From design technology to manufacturing, from fashion to furniture design, new designers also aim to solve social problems and are exploring and pioneering responses to do just that. Two creations include the whistling teakettle whose handle actually records gripping patterns and the Medical Symbol Language Kit designed to assist low-literate patients in taking their medicines.
This impressive show not only promotes creativity, it brings to light each designer’s inspirational path and how the simplest object can help to create a unique piece.
We had a chance to meet Andrei Carausu, a graduate from Plymouth University who constantly pushes himself out of his comfort zone through rigorous experimentation in his projects. Though challenging, he remains undaunted because he understands it is this push that will develop his thinking advance his skills, and bring truth to his designs. Andrei Carausu’s designs emphasize the importance of user interaction and thought.
His analytical approach to the design process helps him construct desirable spatial experiences. One example is his conceptual design proposal called Access. Access examines trends for electric cars within the automotive industry focusing on the near future while exploring consumers’ behaviour and demand for a future service station. Our young designer’s inspiration came from airport terminals and long distance road journeys. Andrei Carausu’s concept proposal not only fulfils the need for service stations in the future but also identifies potential gaps in the market, and thus, different business opportunities.
The contemporary designs we discovered during this exhibition have been thrilling while some especially caught our eye, as possibilities for collaboration, partnering and sharing ideas could potentially compliment a number of our own upcoming and current projects.
The street furniture benches, from students of De Montfort University, had a well thought-through design. Using ergonomics strategies and maintaining an eco-friendly approach, those benches responded to our brief for a park design. The “Joy Bench” from Chin-Hao Chang combines the maximisation use of space and the space privacy for visitors to comply with park requirements. Agnete Linikaite is the creator of the “Street Furniture Set” where the emphasis is on the ergonomic shape of the bench; while it even takes into account the position of your arms when relaxing.

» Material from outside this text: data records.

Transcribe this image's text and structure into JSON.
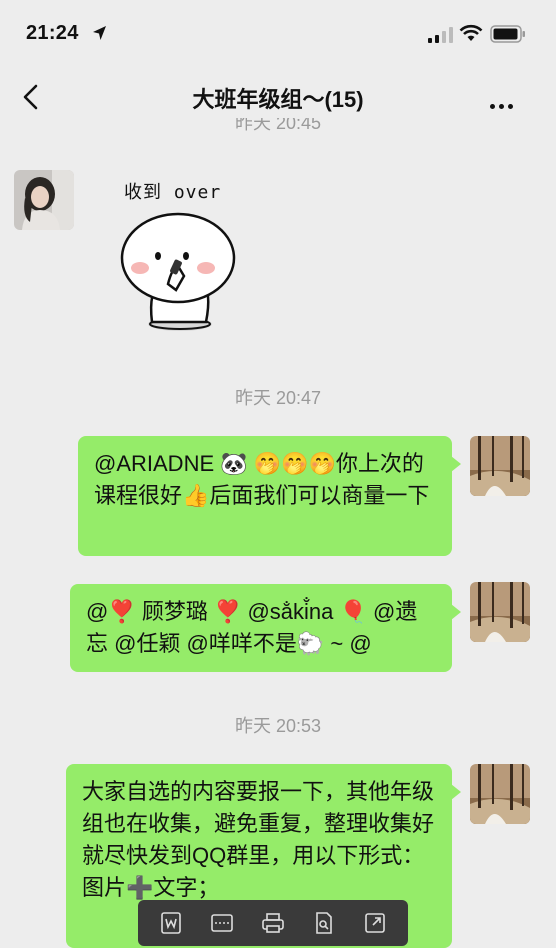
{
  "status": {
    "time": "21:24"
  },
  "nav": {
    "title": "大班年级组～(15)"
  },
  "timestamps": {
    "cut": "昨天 20:45",
    "t1": "昨天 20:47",
    "t2": "昨天 20:53"
  },
  "sticker": {
    "caption": "收到 over"
  },
  "messages": {
    "m1": "@ARIADNE 🐼 🤭🤭🤭你上次的课程很好👍后面我们可以商量一下",
    "m2": "@❣️ 顾梦璐 ❣️ @sa̐ki̐na 🎈 @遗忘 @任颖 @咩咩不是🐑 ~ @",
    "m3": "大家自选的内容要报一下，其他年级组也在收集，避免重复，整理收集好就尽快发到QQ群里，用以下形式：图片➕文字；"
  },
  "colors": {
    "bubble": "#95ec69",
    "background": "#ededed"
  },
  "icons": [
    "location-arrow-icon",
    "signal-icon",
    "wifi-icon",
    "battery-icon",
    "back-chevron-icon",
    "more-icon",
    "word-icon",
    "scan-icon",
    "print-icon",
    "search-doc-icon",
    "external-icon"
  ]
}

Melina Petkovic’s lighting installation, “M Space”, immediately grabbed our attention and artistic appreciation. She has successfully allowed her design to give a touch of nature to an urban environment, giving the space a cosy feeling and a sense of intimacy. This Scandinavian design, with a hint of industrial design, uses the upcycling method and it really gives a visionary look to this lamp, considering the waste problems we have as a society.
The winner of “New Designers Johnson Tiles Associate Prize 2016”, James Vanderpant, presented Helios, a modular touch activated wall light. With a meticulous approach to his project, James Vanderpant designed an interactive lighting system, which can be easily tailored by its users in each and every environment. Helios not only illuminate a space by a simple touch of a hand, it can turn walls into a canvas.

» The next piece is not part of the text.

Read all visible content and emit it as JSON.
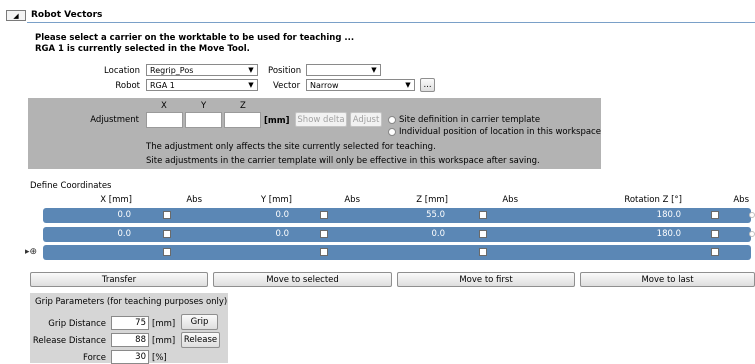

We at Cubika Design strongly believe in creating and developing partnerships while discovering new ideas and showcasing new designers. To that end, attending Islington Business Design Centre’s annual New Designers Exhibition affords the perfect opportunity to meet such creative minds and get a better sense of their art piece, their inventive vision, and their response and contribution to the social issues faced by today’s challenges.